Maggie stares at the device, pushing away the bad flashback. The THUMPR7 had been developed and registered by WorldCures Alliance — that is, Marc, Trace, Maggie. She hadn’t wanted that — her name attached — because though she had trained in cardiothoracic surgery and assisted Marc and Trace plenty of times, she’d opted to make reconstructive and trauma surgery her official specialties.

The TAH stands for Total Artificial Heart, but the THUMPR7, despite its blend of robotic design, DNA coding, and stem cell research, remained a distant pipe dream.

Maggie knows that better than anyone.

On the wall, there is a framed color photograph taken by war photojournalist Ray Levine on what had been one of the worst combat days for Maggie and Trace. From his embedded perch on the ground in Kamdesh, Levine had gotten an almost surreal shot of Maggie and Trace furiously working to save two soldiers while their medevac UH-60 Black Hawk copter hovered above the ground. The sky above them is striking blue, the blood on their hands striking red, and something about the composition made it appear that Maggie and Trace were somehow defying gravity, that there was no way they wouldn’t tumble out of the copter in the next second or two, that the only thing preventing disaster had to be some kind of divine hand keeping them up in the air.

Maggie remembers it all too vividly. Trace’s soldier survived. Maggie’s did not.

Only two hours after that mission ended — right after they showered and cleaned up — Trace came to her tent and said, “Come on, let’s go.”

“Trace...”

He held up the bag of lollipops. “Now.”

Trace did this almost every time, especially when the mission had been particularly bloody. He grabbed a jeep and drove Maggie to the local town. When they pulled in, Trace shouted, “I’m here!” Children came running out from everywhere, squealing with delight. They already knew Trace — and his beloved lollipops. He started passing them out, smiling, nodding for Maggie to do the same. Several adults came out to greet them and offer them food. Maggie passed, but Trace told her she was being rude. He devoured everything, to their hosts’ delight. Then he played some kind of exhausting tag game with two boys. More children came out. Trace made funny faces and farting noises — mouth-to-palm style — and they all howled with laughter.

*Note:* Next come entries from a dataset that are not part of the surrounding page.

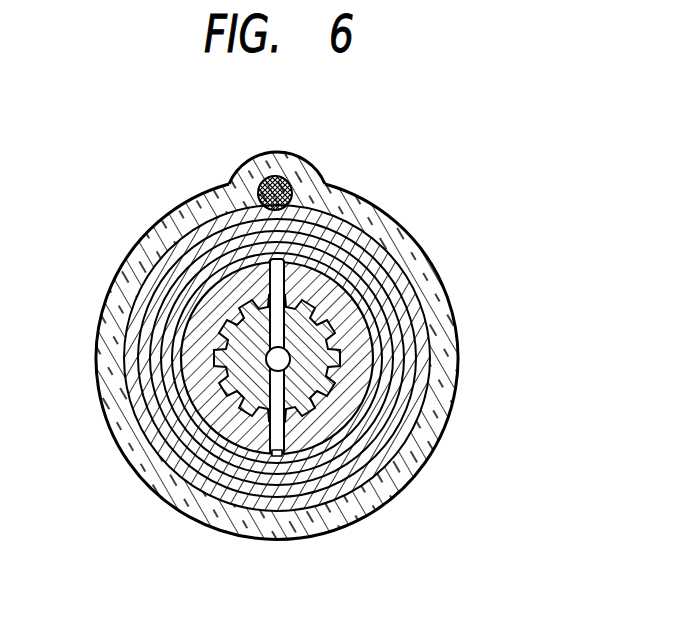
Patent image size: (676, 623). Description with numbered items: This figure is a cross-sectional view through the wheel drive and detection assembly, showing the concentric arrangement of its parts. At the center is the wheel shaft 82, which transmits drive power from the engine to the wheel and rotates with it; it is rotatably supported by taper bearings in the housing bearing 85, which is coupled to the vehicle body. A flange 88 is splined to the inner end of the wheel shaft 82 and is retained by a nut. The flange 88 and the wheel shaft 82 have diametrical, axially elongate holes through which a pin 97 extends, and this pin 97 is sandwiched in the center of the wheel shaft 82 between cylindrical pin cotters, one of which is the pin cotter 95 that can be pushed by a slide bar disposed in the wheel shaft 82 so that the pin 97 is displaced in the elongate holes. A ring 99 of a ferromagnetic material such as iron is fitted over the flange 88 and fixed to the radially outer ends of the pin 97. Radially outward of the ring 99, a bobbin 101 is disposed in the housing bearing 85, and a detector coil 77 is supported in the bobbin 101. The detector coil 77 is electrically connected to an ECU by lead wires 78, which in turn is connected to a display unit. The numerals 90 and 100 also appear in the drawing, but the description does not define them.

The detector coil 77 is at (333, 217).
The lead wires 78 is at (268, 178).
The wheel shaft 82 is at (233, 340).
The housing bearing 85 is at (300, 156).
The flange 88 is at (234, 450).
The spacer 90 is at (225, 432).
The pin cotter 95 is at (292, 352).
The pin 97 is at (205, 248).
The ring 99 is at (382, 447).
The retaining ring 100 is at (398, 367).
The bobbin 101 is at (401, 262).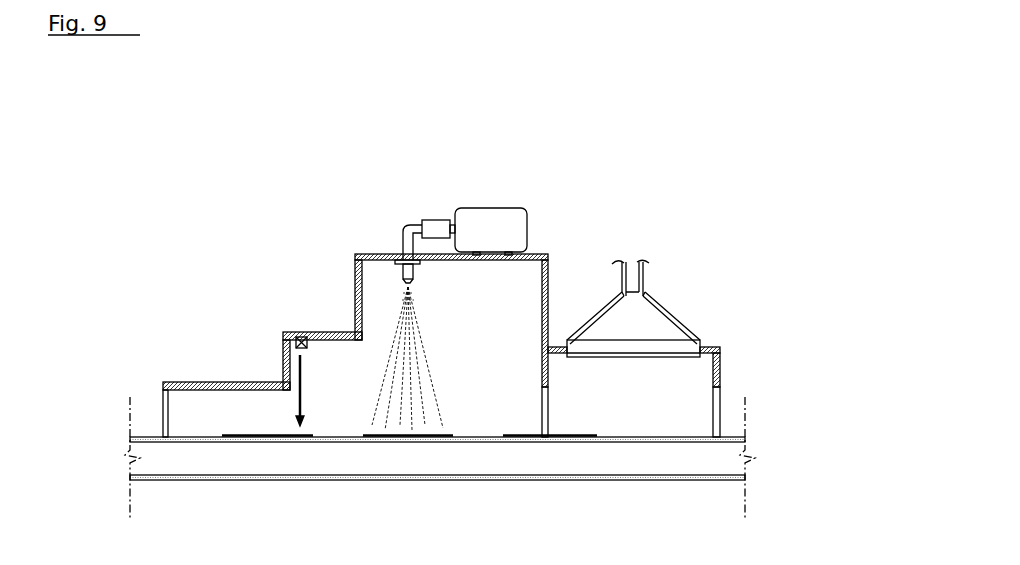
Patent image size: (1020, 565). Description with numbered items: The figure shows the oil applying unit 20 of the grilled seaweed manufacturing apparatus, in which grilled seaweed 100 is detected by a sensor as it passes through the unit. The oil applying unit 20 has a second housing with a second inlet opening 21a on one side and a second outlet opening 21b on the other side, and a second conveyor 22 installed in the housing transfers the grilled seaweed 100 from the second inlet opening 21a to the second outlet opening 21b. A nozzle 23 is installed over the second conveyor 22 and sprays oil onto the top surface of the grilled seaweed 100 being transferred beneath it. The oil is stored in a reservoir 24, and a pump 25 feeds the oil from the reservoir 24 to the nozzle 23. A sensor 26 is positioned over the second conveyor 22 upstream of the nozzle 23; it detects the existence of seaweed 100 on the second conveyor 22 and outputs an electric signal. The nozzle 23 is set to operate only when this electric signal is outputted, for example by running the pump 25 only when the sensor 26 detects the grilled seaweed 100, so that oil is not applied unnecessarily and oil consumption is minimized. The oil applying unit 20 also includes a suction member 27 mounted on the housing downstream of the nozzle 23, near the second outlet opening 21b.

The oil applying unit 20 is at (672, 188).
The second inlet opening 21a is at (165, 420).
The second outlet opening 21b is at (718, 393).
The second conveyor 22 is at (205, 437).
The nozzle 23 is at (402, 276).
The reservoir 24 is at (495, 210).
The pump 25 is at (437, 220).
The sensor 26 is at (299, 336).
The suction member 27 is at (668, 313).
The seaweed 100 is at (236, 432).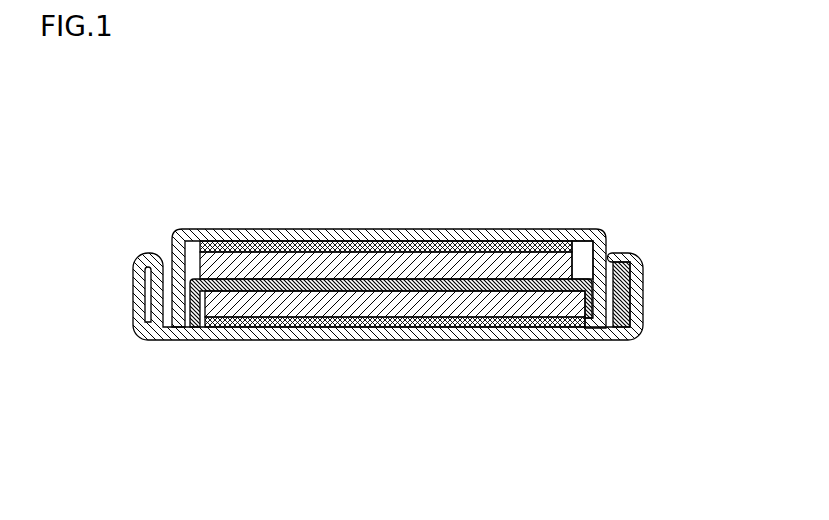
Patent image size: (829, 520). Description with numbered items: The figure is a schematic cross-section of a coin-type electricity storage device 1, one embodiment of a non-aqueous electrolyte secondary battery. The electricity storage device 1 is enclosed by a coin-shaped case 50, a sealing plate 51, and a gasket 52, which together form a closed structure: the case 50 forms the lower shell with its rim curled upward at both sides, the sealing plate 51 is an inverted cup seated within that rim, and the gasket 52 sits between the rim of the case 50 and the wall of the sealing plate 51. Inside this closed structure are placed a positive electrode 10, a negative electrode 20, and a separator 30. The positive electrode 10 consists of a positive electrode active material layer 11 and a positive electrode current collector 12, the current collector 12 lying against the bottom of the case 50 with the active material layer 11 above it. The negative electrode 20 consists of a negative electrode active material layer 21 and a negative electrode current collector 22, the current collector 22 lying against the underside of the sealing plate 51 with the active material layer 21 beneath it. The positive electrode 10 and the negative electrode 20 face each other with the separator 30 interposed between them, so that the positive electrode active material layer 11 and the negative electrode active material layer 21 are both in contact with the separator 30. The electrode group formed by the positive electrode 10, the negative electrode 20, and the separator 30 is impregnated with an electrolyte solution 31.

The electricity storage device 1 is at (527, 87).
The positive electrode 10 is at (388, 424).
The positive electrode active material layer 11 is at (508, 310).
The positive electrode current collector 12 is at (410, 324).
The negative electrode 20 is at (387, 163).
The negative electrode active material layer 21 is at (300, 265).
The negative electrode current collector 22 is at (366, 248).
The separator 30 is at (538, 284).
The electrolyte solution 31 is at (586, 268).
The case 50 is at (240, 342).
The sealing plate 51 is at (208, 234).
The gasket 52 is at (621, 344).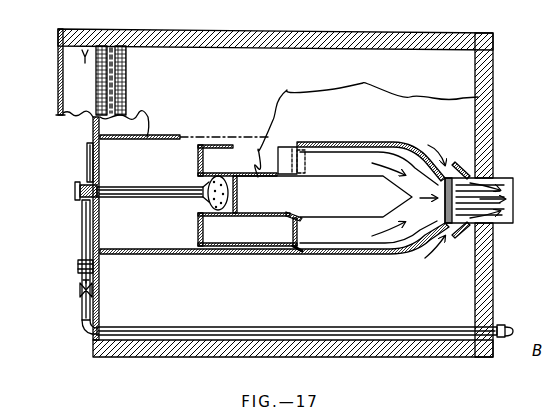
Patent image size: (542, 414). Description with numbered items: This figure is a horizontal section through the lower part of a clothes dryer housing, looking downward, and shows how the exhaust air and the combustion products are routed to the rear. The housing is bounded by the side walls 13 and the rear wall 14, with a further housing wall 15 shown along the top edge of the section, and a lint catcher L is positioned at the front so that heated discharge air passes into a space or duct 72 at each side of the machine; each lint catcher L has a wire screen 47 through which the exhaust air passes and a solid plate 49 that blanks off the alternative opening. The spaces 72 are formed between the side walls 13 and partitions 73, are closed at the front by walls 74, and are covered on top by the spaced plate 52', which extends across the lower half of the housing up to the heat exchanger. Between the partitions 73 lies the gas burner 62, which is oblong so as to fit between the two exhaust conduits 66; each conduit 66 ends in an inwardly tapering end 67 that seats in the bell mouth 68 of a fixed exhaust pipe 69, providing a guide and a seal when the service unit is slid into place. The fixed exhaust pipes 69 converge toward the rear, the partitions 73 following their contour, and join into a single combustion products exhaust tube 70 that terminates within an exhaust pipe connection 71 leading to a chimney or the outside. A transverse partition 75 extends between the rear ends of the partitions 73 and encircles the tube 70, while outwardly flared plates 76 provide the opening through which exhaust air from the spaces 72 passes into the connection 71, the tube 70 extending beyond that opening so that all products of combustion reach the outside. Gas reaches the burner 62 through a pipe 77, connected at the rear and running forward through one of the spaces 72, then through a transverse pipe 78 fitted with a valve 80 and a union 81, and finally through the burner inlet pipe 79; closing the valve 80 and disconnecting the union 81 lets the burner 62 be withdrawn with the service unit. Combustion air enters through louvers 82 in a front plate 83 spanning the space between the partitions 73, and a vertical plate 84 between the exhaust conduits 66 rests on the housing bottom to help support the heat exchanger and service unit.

The side wall 13 is at (383, 32).
The rear wall 14 is at (494, 82).
The top wall 15 is at (470, 33).
The wire screen 47 is at (128, 72).
The solid plate 49 is at (70, 82).
The spaced plate 52' is at (431, 106).
The gas burner 62 is at (207, 183).
The exhaust conduit 66 is at (218, 146).
The inwardly tapering end 67 is at (300, 165).
The bell mouth 68 is at (287, 147).
The fixed exhaust pipe 69 is at (378, 151).
The combustion products exhaust tube 70 is at (492, 179).
The exhaust pipe connection 71 is at (512, 180).
The space or duct 72 is at (345, 107).
The partition 73 is at (345, 143).
The wall 74 is at (108, 130).
The transverse partition 75 is at (437, 195).
The outwardly flared plate 76 is at (461, 163).
The gas supply pipe 77 is at (227, 328).
The transverse pipe 78 is at (82, 248).
The burner inlet pipe 79 is at (140, 198).
The valve 80 is at (80, 290).
The union 81 is at (78, 268).
The louvers 82 is at (89, 153).
The front plate 83 is at (100, 166).
The vertical plate 84 is at (238, 195).
The lint catcher L is at (84, 48).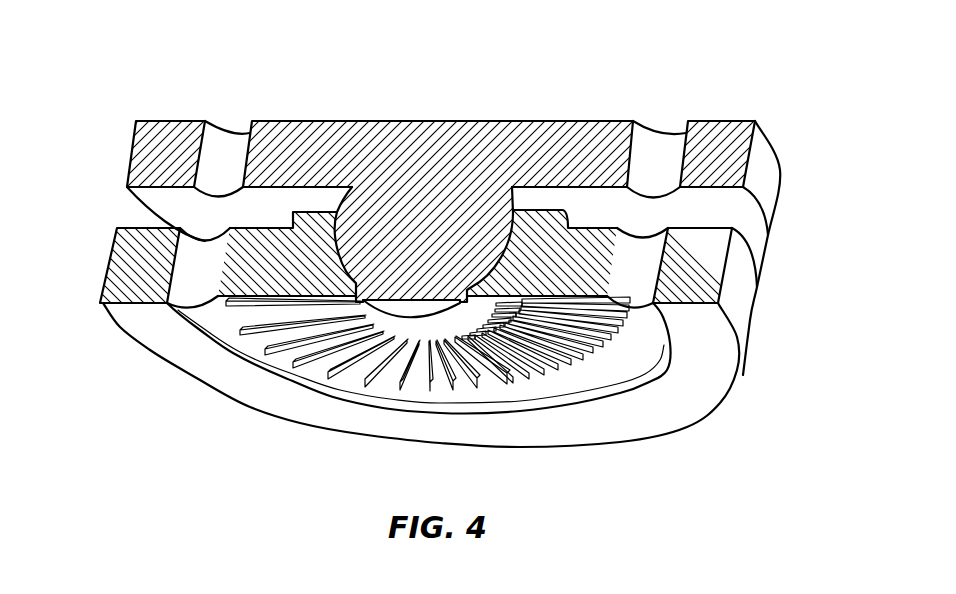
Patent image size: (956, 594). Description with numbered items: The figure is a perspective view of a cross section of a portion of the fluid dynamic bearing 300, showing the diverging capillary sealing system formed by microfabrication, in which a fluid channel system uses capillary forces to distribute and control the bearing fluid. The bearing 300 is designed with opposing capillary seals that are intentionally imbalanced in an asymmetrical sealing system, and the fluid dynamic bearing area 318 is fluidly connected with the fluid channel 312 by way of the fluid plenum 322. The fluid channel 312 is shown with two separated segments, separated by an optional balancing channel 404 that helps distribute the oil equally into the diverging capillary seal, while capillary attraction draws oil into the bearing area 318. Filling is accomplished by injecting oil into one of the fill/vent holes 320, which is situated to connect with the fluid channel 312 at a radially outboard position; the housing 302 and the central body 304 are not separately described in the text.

The fluid dynamic bearing 300 is at (226, 64).
The housing 302 is at (707, 270).
The central hub body 304 is at (438, 235).
The fluid channel 312 is at (430, 388).
The fluid dynamic bearing area 318 is at (343, 254).
The fill/vent hole 320 is at (198, 285).
The fluid plenum 322 is at (463, 300).
The balancing channel 404 is at (521, 312).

Maggie just watched in awe.

Trace.

That night, after they got back to camp, she and Trace lay under the stars, the smell of thyme and cedar in the cool desert air. For a long time, neither spoke, comfortable in the silence. Then Maggie whispered a truth into the dark sky:

“The dead don’t leave us.”

Not ever. The dead stay by your side, as though you held on too hard as they tried to pull away and something had broken off. The man dying in Ray Levine’s photograph was named Greg Steeple. He’d been twenty-one years old and had a mother and a father and two younger brothers and a fiancée named Claire.

“And yet,” Trace whispered back, “we’ll always long for this thrum in the blood.”

That is what they don’t warn you about when it comes to combat.

It’s terrifying, it’s awful, it’s the worst thing imaginable, you wish it on no one.

But it’s also addictive.

She can’t get the faces of the dead out of her mind.